The Economic Elite Have Engineered an Extraordinary Coup, Threatening the Very Existence of the Middle Class | Economy | AlterNet
Freedom from want is the only way to break the materialistic cycle that threatens to destroy the middle class. Until we are willing to do without the garbage that has been brainwashed into us as "necessary" for survival such as weekly trips to McDonalds, cable television, new cars, expensive houses, etc., the American Middle Class will never crawl out of the hole they have dug for themselves.

I live very humbly but happily on about $18k - $20k per year. I eat well, my house is paid for. I do not watch television and I do not go to movies. My car is 16 years old. I have not purchased a NEW piece of clothing (other than underwear in many, many years.) I can buy *anything* that I want, yet, there is nothing I want to buy.

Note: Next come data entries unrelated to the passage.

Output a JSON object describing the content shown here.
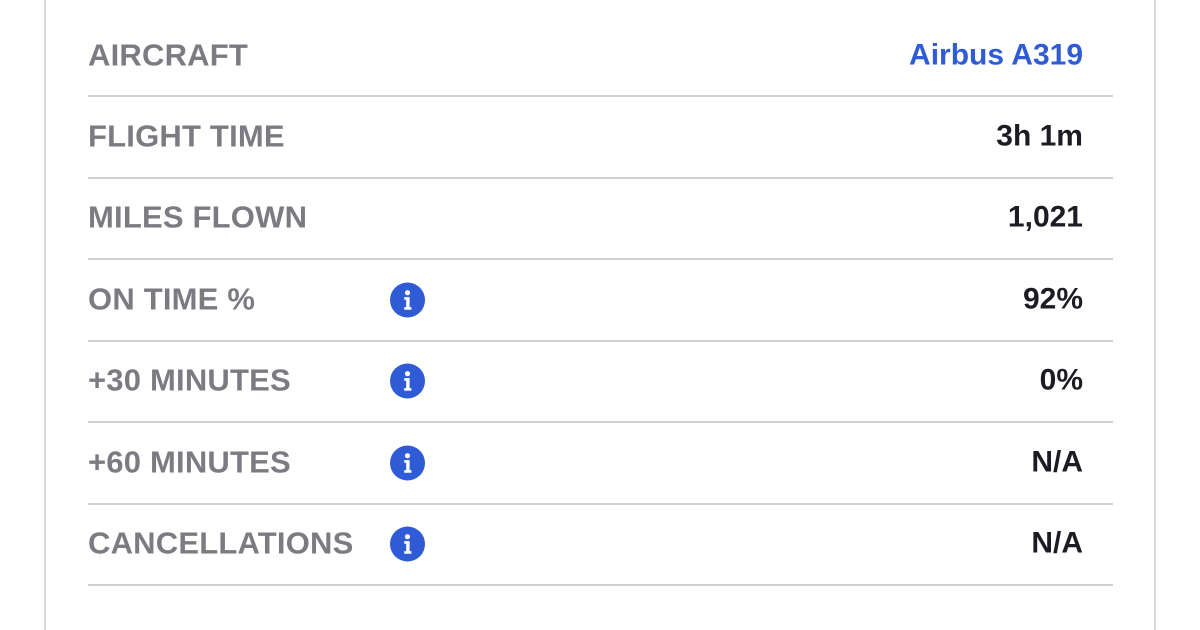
{
  "flight_stats": {
    "rows": [
      {
        "label": "AIRCRAFT",
        "value": "Airbus A319",
        "has_info": false,
        "value_is_link": true
      },
      {
        "label": "FLIGHT TIME",
        "value": "3h 1m",
        "has_info": false,
        "value_is_link": false
      },
      {
        "label": "MILES FLOWN",
        "value": "1,021",
        "has_info": false,
        "value_is_link": false
      },
      {
        "label": "ON TIME %",
        "value": "92%",
        "has_info": true,
        "value_is_link": false
      },
      {
        "label": "+30 MINUTES",
        "value": "0%",
        "has_info": true,
        "value_is_link": false
      },
      {
        "label": "+60 MINUTES",
        "value": "N/A",
        "has_info": true,
        "value_is_link": false
      },
      {
        "label": "CANCELLATIONS",
        "value": "N/A",
        "has_info": true,
        "value_is_link": false
      }
    ]
  },
  "icons": {
    "info": "info-icon"
  },
  "colors": {
    "label": "#7b7b82",
    "value": "#1c1c24",
    "link": "#2f5cd6",
    "info_bg": "#2f5cd6",
    "divider": "#d2d2d6"
  }
}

When I tell this to people they shake their heads and say.... "I could never live like that". Fine. Let your wants eat you alive. Until you are willing to walk away from the desire for THINGS, you will always be a slave to someone who provides those things to you.

Reading Buddhism really helped me understand that the material things of this world are nothing but a burden and that want is the killer of happiness.